How do you distill a two-hour film into a three-minute reel?
Enigmatic editing, key one-liners, and inspired song selections are tactics Hollywood editing rooms may leverage in efforts to grab an audience’s attention. But editing a trailer requires a gentle balance—do everything you can to entice audiences while revealing as little as you can. Show the almost-best content, without releasing the best-best content.
Film studios sound like a tricky client, no?
While a lack of trailer recognition is far from the Academy Awards’ biggest problem, the agency creative in me was compelled to take a closer look at best-in-show trailers from this past year. After all, if hair stylists and makeup teams qualify for an Academy Award, don’t marketing teams deserve some recognition, too?
Without further ado, here they are: my nominees for Best Trailer for a Feature Film.
5. Steve Jobs—First Trailer
The first Steve Jobs trailer is brimming with examples of screenwriter Aaron Sorkin’s heavy intellectualism. His signature style of writing has been criticized in previous efforts, but when the characters involved are a generation’s most accomplished innovators, the sardonic witticisms feel right at home.
The trailer successfully positions the Apple founder’s story as both raw and polished—decrying Jobs’ personal failures as it sings of his professional triumphs. The trailer works steadily towards a crescendo before ending abruptly on a quiet black-and-white screen—echoing the minimalist white-on-black aesthetic of Apple’s own advertising.
4. Mad Max: Fury Road—Official Theatrical Teaser Trailer
This past year was a monumental one for blockbusters, none of which roared more loudly than Mad Max: Fury Road. The film’s first theatrical teaser wastes no time getting to the action, raging with the intensity of a War Rig cutting through a desert plain. But what sets the trailer apart is not the adrenaline-soaked action teases, but rather the mayhem playing out against the backdrop of classical music.
The result is poetic in its madness. Explosions, sand storms, and kamikaze leaps are set to orchestral swells. This seemingly small decision subverts expectation, tipping off astute moviegoers that Mad Max might offer more than bland excitement and genre tropes—and, in fact, it does.
3. The Revenant—First Trailer
It’s incredible how much storytelling can be accomplished with a simple exhale.
Somehow, the most impactful takeaway from The Revenant’s first trailer is not the brutality of a bear mauling, but the rhythmic breathing of the film’s protagonist, Leo DiCaprio’s Hugh Glass. Paired with the heartbeat-mimicking thump of drums, it persists like an anxious war march, communicating the soul of the narrative without need of dialogue. It puts you in the shoes of the villain, hearing the determined panting of Glass getting closer. And louder. And closer. And louder. It’s immersive and epic while clenching tightly to the intimacy of the film’s driving conflict.
2. Creed—First Trailer
It happens about a third of the way into the trailer: Lupe Fiasco’s “Prisoner” drops its first beat and suddenly Creed feels like the kind of movie you can’t afford to miss.

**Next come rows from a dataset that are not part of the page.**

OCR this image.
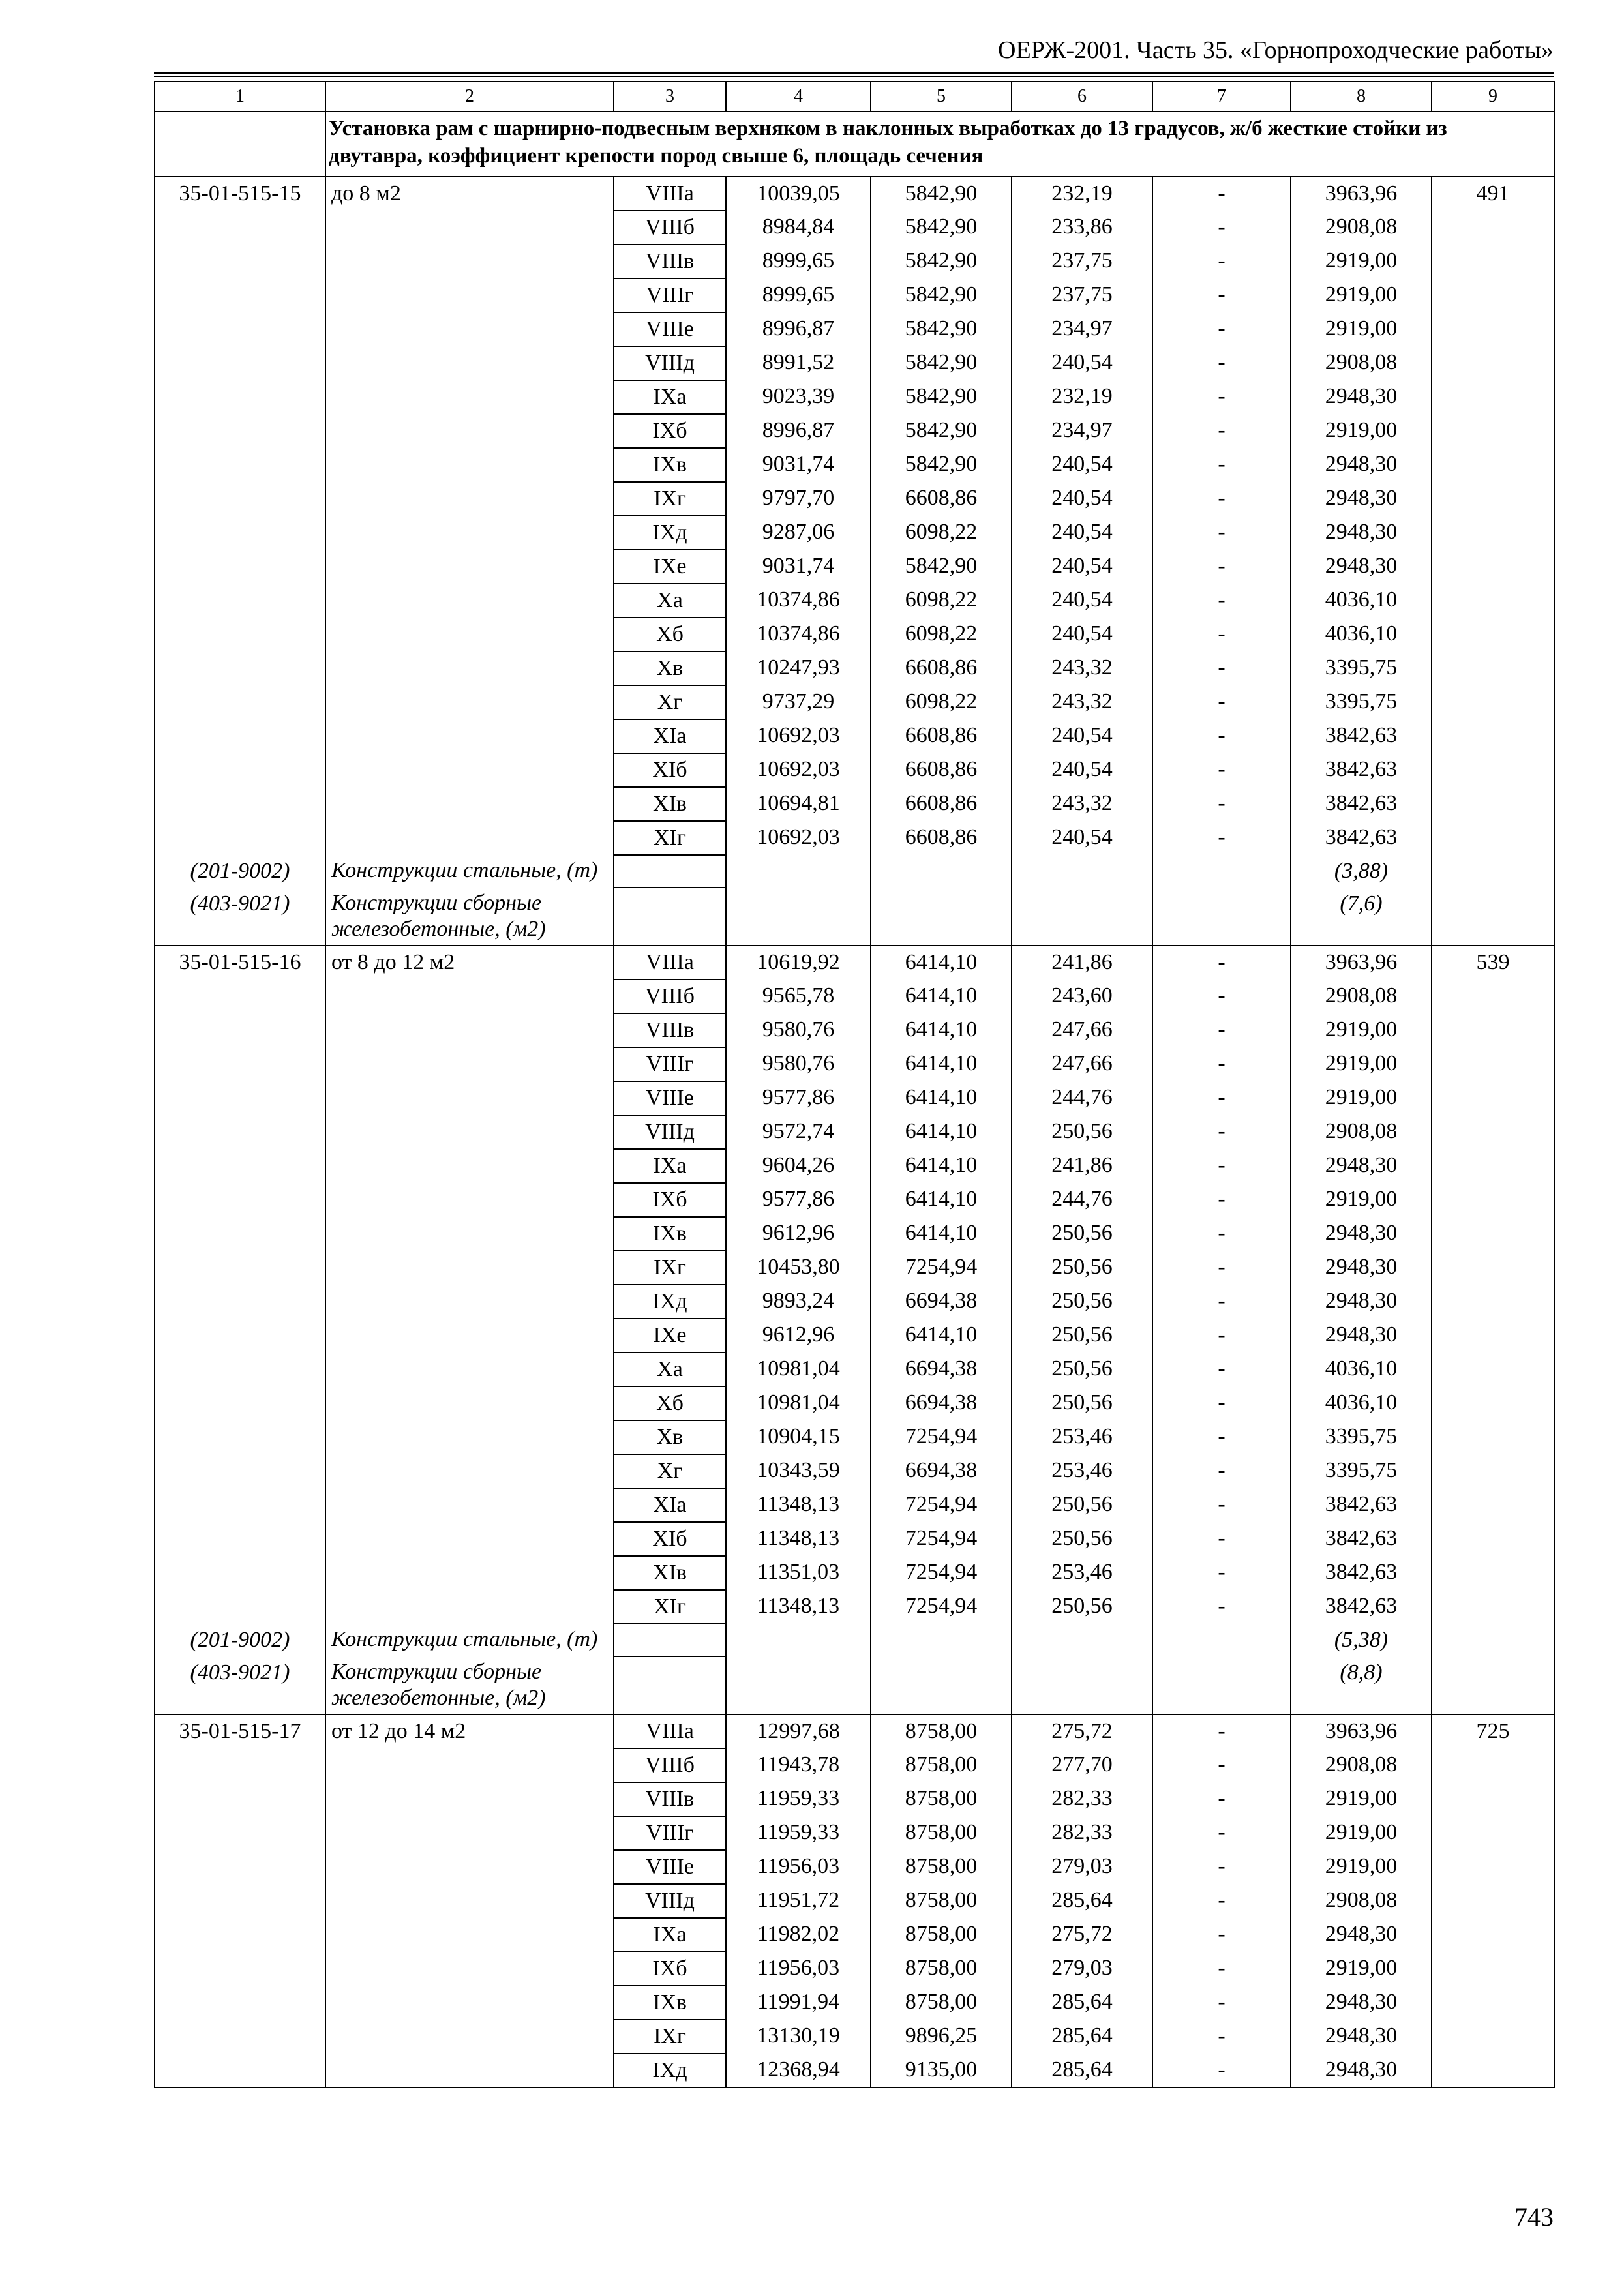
ОЕРЖ-2001. Часть 35. «Горнопроходческие работы»
1	2	3	4	5	6	7	8	9
	Установка рам с шарнирно-подвесным верхняком в наклонных выработках до 13 градусов, ж/б жесткие стойки из двутавра, коэффициент крепости пород свыше 6, площадь сечения							
35-01-515-15	до 8 м2	VIIIа	10039,05	5842,90	232,19	-	3963,96	491
		VIIIб	8984,84	5842,90	233,86	-	2908,08	
		VIIIв	8999,65	5842,90	237,75	-	2919,00	
		VIIIг	8999,65	5842,90	237,75	-	2919,00	
		VIIIе	8996,87	5842,90	234,97	-	2919,00	
		VIIIд	8991,52	5842,90	240,54	-	2908,08	
		IXа	9023,39	5842,90	232,19	-	2948,30	
		IXб	8996,87	5842,90	234,97	-	2919,00	
		IXв	9031,74	5842,90	240,54	-	2948,30	
		IXг	9797,70	6608,86	240,54	-	2948,30	
		IXд	9287,06	6098,22	240,54	-	2948,30	
		IXе	9031,74	5842,90	240,54	-	2948,30	
		Xа	10374,86	6098,22	240,54	-	4036,10	
		Xб	10374,86	6098,22	240,54	-	4036,10	
		Xв	10247,93	6608,86	243,32	-	3395,75	
		Xг	9737,29	6098,22	243,32	-	3395,75	
		XIа	10692,03	6608,86	240,54	-	3842,63	
		XIб	10692,03	6608,86	240,54	-	3842,63	
		XIв	10694,81	6608,86	243,32	-	3842,63	
		XIг	10692,03	6608,86	240,54	-	3842,63	
(201-9002)	Конструкции стальные, (т)						(3,88)	
(403-9021)	Конструкции сборные железобетонные, (м2)						(7,6)	
35-01-515-16	от 8 до 12 м2	VIIIа	10619,92	6414,10	241,86	-	3963,96	539
		VIIIб	9565,78	6414,10	243,60	-	2908,08	
		VIIIв	9580,76	6414,10	247,66	-	2919,00	
		VIIIг	9580,76	6414,10	247,66	-	2919,00	
		VIIIе	9577,86	6414,10	244,76	-	2919,00	
		VIIIд	9572,74	6414,10	250,56	-	2908,08	
		IXа	9604,26	6414,10	241,86	-	2948,30	
		IXб	9577,86	6414,10	244,76	-	2919,00	
		IXв	9612,96	6414,10	250,56	-	2948,30	
		IXг	10453,80	7254,94	250,56	-	2948,30	
		IXд	9893,24	6694,38	250,56	-	2948,30	
		IXе	9612,96	6414,10	250,56	-	2948,30	
		Xа	10981,04	6694,38	250,56	-	4036,10	
		Xб	10981,04	6694,38	250,56	-	4036,10	
		Xв	10904,15	7254,94	253,46	-	3395,75	
		Xг	10343,59	6694,38	253,46	-	3395,75	
		XIа	11348,13	7254,94	250,56	-	3842,63	
		XIб	11348,13	7254,94	250,56	-	3842,63	
		XIв	11351,03	7254,94	253,46	-	3842,63	
		XIг	11348,13	7254,94	250,56	-	3842,63	
(201-9002)	Конструкции стальные, (т)						(5,38)	
(403-9021)	Конструкции сборные железобетонные, (м2)						(8,8)	
35-01-515-17	от 12 до 14 м2	VIIIа	12997,68	8758,00	275,72	-	3963,96	725
		VIIIб	11943,78	8758,00	277,70	-	2908,08	
		VIIIв	11959,33	8758,00	282,33	-	2919,00	
		VIIIг	11959,33	8758,00	282,33	-	2919,00	
		VIIIе	11956,03	8758,00	279,03	-	2919,00	
		VIIIд	11951,72	8758,00	285,64	-	2908,08	
		IXа	11982,02	8758,00	275,72	-	2948,30	
		IXб	11956,03	8758,00	279,03	-	2919,00	
		IXв	11991,94	8758,00	285,64	-	2948,30	
		IXг	13130,19	9896,25	285,64	-	2948,30	
		IXд	12368,94	9135,00	285,64	-	2948,30	
743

The scenes start cutting more quickly, syncing flawlessly to Fiasco’s own pacing. The rhythmic pull of tape, the clang of a punching bag, and the beat of a fist—each land with surprising momentum, and you begin to appreciate what a worthy Rocky successor looks like.
1. Star Wars: The Force Awakens—First Teaser
What do you get when you combine two lines of dialogue, one controversial lightsaber design, and a triumphant blast of John Williams’ score? A $2 billion movie trailer, apparently.

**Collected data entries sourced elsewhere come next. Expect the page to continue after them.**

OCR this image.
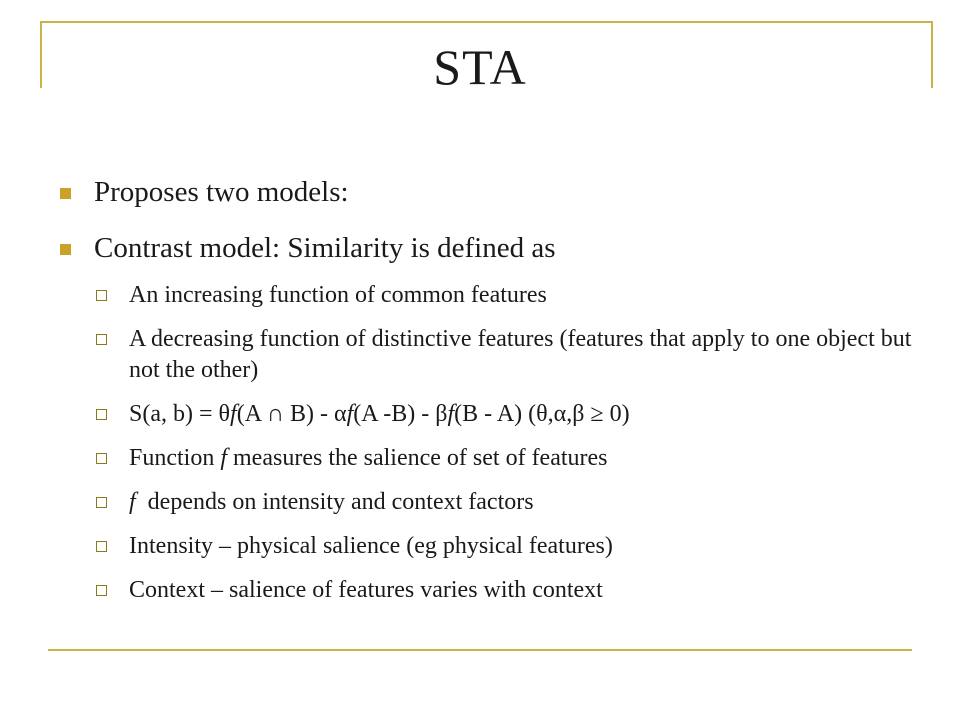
STA
Proposes two models:
Contrast model: Similarity is defined as
An increasing function of common features
A decreasing function of distinctive features (features that apply to one object but not the other)
S(a, b) = θf(A ∩ B) - αf(A -B) - βf(B - A) (θ,α,β ≥ 0)
Function f measures the salience of set of features
f  depends on intensity and context factors
Intensity – physical salience (eg physical features)
Context – salience of features varies with context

The first teaser for The Force Awakens is like Han Solo—confident to the point of arrogance. Rather than introducing new characters, revealing plot details, or showcasing big-budget CGI bells and whistles, the trailer featured a series of simple shots that toy with fans’ expectations (a Storm Trooper without a helmet?) while embodying a simplicity recalling the Star Wars of old.
The teaser quickly became the most-watched trailer of all time, racking up 55 million views in just 24 hours. Now that is marketing.